Um sari indiano que viu demasiadas coisas até chegar às minhas mãos. O búzio que semidesfiz entre os dedos. Uma folha de cartolina pintada de vermelho com ondas esculpidas a tinta prateada. Os restos de uma caixa de música e respetiva bailarina aprisionada que salvei das cheias. Uma pobre e velha edição da Ilíada com um coração desenhado a esferográfica durante um voo intercontinental.
Procura-se a salvação tacteando coisas com o fervor da beata que desfia rosários. Consegue-se até, com esforço, engolir a cisma das energias congeladas nos objetos que, dir-me-ias, representam a mesma iconoclastia dos santinhos na mesa de cabeceira.

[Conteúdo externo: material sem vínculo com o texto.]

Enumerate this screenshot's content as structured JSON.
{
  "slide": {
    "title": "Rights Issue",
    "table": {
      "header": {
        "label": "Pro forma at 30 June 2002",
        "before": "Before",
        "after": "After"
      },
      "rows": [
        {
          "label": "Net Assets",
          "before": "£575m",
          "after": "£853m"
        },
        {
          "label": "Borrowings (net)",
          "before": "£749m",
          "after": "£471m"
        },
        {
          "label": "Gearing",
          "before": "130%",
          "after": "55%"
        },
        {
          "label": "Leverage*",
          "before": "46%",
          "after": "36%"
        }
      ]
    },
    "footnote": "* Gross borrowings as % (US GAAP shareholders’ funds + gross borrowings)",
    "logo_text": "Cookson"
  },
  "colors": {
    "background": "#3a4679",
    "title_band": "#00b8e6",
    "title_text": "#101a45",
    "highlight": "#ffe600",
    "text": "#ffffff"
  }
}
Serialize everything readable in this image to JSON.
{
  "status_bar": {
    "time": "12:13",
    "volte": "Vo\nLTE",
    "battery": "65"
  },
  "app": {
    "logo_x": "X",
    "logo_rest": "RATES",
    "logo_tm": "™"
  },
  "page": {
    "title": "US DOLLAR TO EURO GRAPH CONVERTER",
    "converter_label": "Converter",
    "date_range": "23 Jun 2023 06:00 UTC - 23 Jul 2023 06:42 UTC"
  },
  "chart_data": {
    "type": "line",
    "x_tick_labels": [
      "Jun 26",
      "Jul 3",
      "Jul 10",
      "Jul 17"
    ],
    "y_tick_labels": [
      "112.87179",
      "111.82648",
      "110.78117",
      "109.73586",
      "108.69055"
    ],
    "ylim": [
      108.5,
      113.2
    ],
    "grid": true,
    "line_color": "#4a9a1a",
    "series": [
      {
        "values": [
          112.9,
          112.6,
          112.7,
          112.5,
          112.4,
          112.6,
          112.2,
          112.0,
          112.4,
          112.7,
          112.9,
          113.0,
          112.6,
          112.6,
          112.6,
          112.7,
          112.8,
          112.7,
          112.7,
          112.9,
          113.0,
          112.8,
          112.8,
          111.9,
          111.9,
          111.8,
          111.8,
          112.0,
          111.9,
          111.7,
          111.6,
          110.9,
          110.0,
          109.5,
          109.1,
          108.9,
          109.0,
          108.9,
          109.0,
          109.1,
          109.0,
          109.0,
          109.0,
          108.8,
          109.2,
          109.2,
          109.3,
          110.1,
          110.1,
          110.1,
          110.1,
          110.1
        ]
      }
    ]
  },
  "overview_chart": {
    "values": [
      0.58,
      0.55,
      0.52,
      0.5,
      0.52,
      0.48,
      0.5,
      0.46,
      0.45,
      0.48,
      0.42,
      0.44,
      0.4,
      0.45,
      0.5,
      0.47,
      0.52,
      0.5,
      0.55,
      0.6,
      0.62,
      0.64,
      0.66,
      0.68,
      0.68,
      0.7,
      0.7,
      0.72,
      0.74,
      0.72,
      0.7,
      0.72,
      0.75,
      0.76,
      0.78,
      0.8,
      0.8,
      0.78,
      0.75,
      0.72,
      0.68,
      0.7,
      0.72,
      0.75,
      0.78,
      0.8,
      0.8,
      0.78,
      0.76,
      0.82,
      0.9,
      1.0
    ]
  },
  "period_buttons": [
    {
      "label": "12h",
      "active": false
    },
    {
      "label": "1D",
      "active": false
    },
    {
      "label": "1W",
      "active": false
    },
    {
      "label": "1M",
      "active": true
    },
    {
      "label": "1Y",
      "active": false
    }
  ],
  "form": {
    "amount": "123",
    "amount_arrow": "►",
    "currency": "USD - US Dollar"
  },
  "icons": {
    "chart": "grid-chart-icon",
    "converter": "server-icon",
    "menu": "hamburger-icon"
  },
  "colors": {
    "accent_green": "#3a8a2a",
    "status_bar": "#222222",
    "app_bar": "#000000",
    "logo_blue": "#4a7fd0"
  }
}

Terias razão. Não há diferenças significativas entre a entrega da esperança à ineficácia dos deuses e a absorção do desespero na impotência dos mortos.
Mas onde falham os deuses, sobram-me os mortos.
Nietszche diria que a razão é comum. Já Borges, recorreria às sagas nórdicas para deixar a ideia de que a solução se alcançará pelo Ragnarök.
ResponderEliminarBorges tem sempre a única solução que eu estou disposta a validar. :)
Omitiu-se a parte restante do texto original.